Die Mosbacher Ratsherrenweckfeier, die jedes Mal einem traditionellen Ablauf folgt, wie  etwa der Trinkspruch auf den Stifter Pfalzgraf Otto I. oder die Überreichung der Ratsherrenwecken, befand sich, was die Aktualität der Festrede angeht, einmal mehr auf der Höhe der Zeit. Politikwissenschaftler, Friedensforscher und -ökologe Dr. phil. habil. Hans Günter Brauch, beleuchtete in seinem Vortrag „Global denken und lokal handeln im Anthropozän“ den vom Menschen verursachten Klimawandel und dessen Auswirkungen.

Gerade unter dem Eindruck des Dürresommers im vergangenen Jahr stimmten die Betrachtungen den einen oder anderen doch sichtlich nachdenklich. Denn zum ersten Mal in der Erdgeschichte, so deutete es die Epochenbezeichnung „Anthropozän“, ist „der Mensch zu einem wichtigen Einflussfaktor auf die biologischen, geologischen und atmosphärischen Prozesse auf der Erde geworden ist“. Noch bevor sich Festredner Brauch den globalen Folgen des menschlichen Tuns und der Frage widmete, wie man lokal gegensteuern könne, hatte das „Quartetto Raddoppiamento“ den Abend eingestimmt. Susanne Schneider und Simone Marienfeld (Violinen), Thomas Schunk (Viola) und Andreas Schunk (Cello) hatten mit einer ihrer Eigenkompositionen mit dem bezeichnenden Namen „Let`s fetz“ die Richtung vorgegeben.

Eröffnung

Eröffnet hatten die Feier Pfarrer Dr. Stefan Rencsik und Pfarrerin Ruth Lauer in der Mosbacher Stiftskirche, die den ökumenischen Gottesdienst zelebrierten. Daran anschließend begrüßte Oberbürgermeister Michael Jann die versammelte Festgesellschaft im Rathaussaal zu „diesem Highlight im städtischen Veranstaltungskalender“, die mit einer Schweigeminute für den einen  Tag zuvor verstorbenen ehemaligen Stadtrat Hans Bühler begann. Bühler hatte fast drei Jahrzehnte lang für die SPD-Fraktion Sitz und Stimme im Stadtrat.
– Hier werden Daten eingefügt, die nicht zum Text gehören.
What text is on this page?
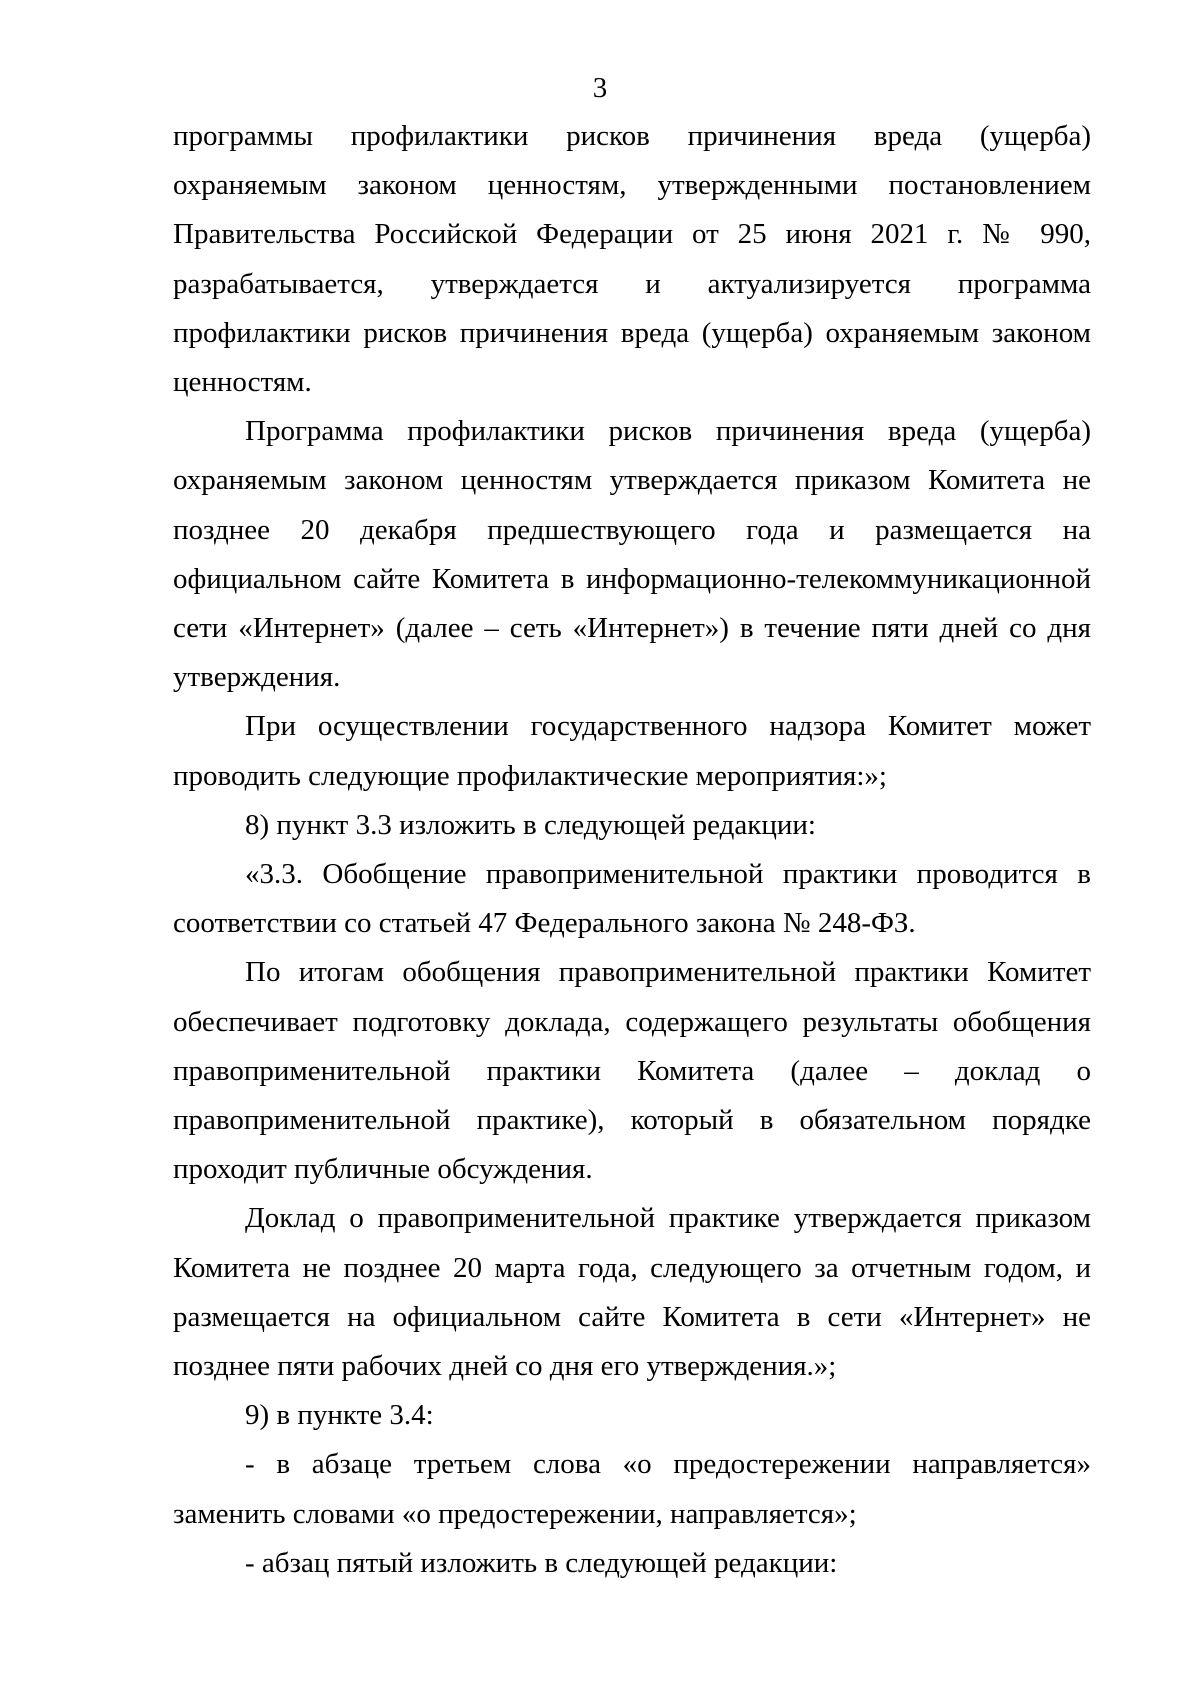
3

программы профилактики рисков причинения вреда (ущерба) охраняемым законом ценностям, утвержденными постановлением Правительства Российской Федерации от 25 июня 2021 г. № 990, разрабатывается, утверждается и актуализируется программа профилактики рисков причинения вреда (ущерба) охраняемым законом ценностям.

Программа профилактики рисков причинения вреда (ущерба) охраняемым законом ценностям утверждается приказом Комитета не позднее 20 декабря предшествующего года и размещается на официальном сайте Комитета в информационно-телекоммуникационной сети «Интернет» (далее – сеть «Интернет») в течение пяти дней со дня утверждения.

При осуществлении государственного надзора Комитет может проводить следующие профилактические мероприятия:»;

8) пункт 3.3 изложить в следующей редакции:

«3.3. Обобщение правоприменительной практики проводится в соответствии со статьей 47 Федерального закона № 248-ФЗ.

По итогам обобщения правоприменительной практики Комитет обеспечивает подготовку доклада, содержащего результаты обобщения правоприменительной практики Комитета (далее – доклад о правоприменительной практике), который в обязательном порядке проходит публичные обсуждения.

Доклад о правоприменительной практике утверждается приказом Комитета не позднее 20 марта года, следующего за отчетным годом, и размещается на официальном сайте Комитета в сети «Интернет» не позднее пяти рабочих дней со дня его утверждения.»;

9) в пункте 3.4:

- в абзаце третьем слова «о предостережении направляется» заменить словами «о предостережении, направляется»;

- абзац пятый изложить в следующей редакции:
Er wirkte u. a. als Oberbürgermeisterstellvertreter und war wegen seiner Verdienste mit der Ratsmedaille in Gold ausgezeichnet worden.

Geburtstag

Ehrengast Friedemann Weber, Bäckermeister aus Fahrenbach konnte dieser Tage seinen 70. Geburtstag feiern. Ein besonderer Willkommensgruß seitens des Oberbürgermeisters galt den Trägern der Pfalzgraf-Otto-Plakette willkommen geheißen. Das Stadtoberhaupt wies darauf hin Jann daraufhin, dass sich aufgrund der im Mai diesen Jahres anstehenden Kommunalwahl die Zusammensetzung des Gemeinderates in jedem Fall verändern werde und man deshalb so in dieser Runde vielleicht zum letzten Mal zusammen sei.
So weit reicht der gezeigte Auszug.